Medium2 marksMultiple Choice
Financial InstrumentsIFRS 9Financial InstrumentsDerecognitionSyllabus Area B

ACCA · Question 06 · Financial Instruments

Section A

ServeCo, a facilities management firm, factors $500,000 of its trade receivables to a bank for $470,000. The factoring agreement is 'without recourse', meaning the bank bears all the risk of bad debts. ServeCo will not be required to repay the bank if customers default. How should ServeCo account for this transaction under IFRS 9?

Answer options:

A.

Keep the receivables on the statement of financial position and recognize a $470,000 loan

B.

Derecognize the receivables and recognize a $30,000 loss in profit or loss

C.

Derecognize the receivables and recognize the $30,000 as an intangible asset

D.

Keep the receivables but write them down to $470,000

How to approach this question

Assess whether the risks and rewards of ownership have transferred. 'Without recourse' means they have.
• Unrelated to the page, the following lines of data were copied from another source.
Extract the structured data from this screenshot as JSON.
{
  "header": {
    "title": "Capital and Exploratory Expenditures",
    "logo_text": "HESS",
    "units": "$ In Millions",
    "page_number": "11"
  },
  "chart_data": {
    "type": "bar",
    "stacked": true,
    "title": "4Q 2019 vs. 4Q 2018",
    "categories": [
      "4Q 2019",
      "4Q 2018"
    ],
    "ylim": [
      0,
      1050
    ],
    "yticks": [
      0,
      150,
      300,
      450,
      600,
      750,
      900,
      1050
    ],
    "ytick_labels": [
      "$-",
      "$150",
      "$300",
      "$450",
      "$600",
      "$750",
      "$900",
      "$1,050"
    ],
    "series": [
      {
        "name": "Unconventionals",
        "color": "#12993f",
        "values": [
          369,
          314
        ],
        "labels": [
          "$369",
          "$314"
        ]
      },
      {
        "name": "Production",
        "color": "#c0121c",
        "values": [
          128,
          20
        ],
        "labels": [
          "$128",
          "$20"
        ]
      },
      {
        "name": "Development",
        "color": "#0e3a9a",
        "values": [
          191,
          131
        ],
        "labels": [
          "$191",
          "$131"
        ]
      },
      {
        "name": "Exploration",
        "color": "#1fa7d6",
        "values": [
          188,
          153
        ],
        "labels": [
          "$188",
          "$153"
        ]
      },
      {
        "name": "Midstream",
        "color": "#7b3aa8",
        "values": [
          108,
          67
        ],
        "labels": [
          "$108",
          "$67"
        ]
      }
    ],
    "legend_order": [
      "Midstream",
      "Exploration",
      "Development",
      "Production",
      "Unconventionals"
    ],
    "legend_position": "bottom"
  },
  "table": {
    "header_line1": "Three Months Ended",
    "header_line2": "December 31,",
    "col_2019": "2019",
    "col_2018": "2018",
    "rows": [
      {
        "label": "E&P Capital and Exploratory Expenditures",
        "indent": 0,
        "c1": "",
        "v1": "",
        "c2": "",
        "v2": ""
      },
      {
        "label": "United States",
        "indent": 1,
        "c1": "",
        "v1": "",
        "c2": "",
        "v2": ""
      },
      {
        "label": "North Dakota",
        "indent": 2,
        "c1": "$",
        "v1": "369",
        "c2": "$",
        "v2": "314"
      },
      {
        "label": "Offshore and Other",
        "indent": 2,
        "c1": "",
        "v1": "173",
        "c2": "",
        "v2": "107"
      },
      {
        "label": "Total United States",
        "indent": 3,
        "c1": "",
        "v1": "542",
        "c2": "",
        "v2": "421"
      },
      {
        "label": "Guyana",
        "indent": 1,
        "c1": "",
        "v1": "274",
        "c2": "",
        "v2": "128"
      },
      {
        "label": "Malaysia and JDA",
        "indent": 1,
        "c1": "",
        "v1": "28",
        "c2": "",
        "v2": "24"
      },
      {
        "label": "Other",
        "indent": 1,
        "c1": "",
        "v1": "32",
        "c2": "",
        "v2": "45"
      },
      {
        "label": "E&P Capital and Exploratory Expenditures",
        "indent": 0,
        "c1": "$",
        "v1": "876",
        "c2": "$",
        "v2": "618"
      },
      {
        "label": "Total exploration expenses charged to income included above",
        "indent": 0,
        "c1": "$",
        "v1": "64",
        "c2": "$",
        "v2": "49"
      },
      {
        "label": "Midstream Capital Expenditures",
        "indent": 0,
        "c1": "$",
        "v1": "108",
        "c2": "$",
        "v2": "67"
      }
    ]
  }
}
Therefore, derecognize the asset and take any difference to P&L.

Full Answer

B.Derecognize the receivables and recognize a $30,000 loss in profit or loss✓ Correct
Under IFRS 9, a financial asset is derecognized when the contractual rights to the cash flows expire, or when the entity transfers the financial asset and substantially all the risks and rewards of ownership. 'Without recourse' means the bank absorbs the credit risk. ServeCo must derecognize the $500,000 receivables, recognize $470,000 cash, and record a $30,000 loss on derecognition in profit or loss.

Common mistakes

Confusing 'without recourse' (derecognize) with 'with recourse' (treat as a secured loan).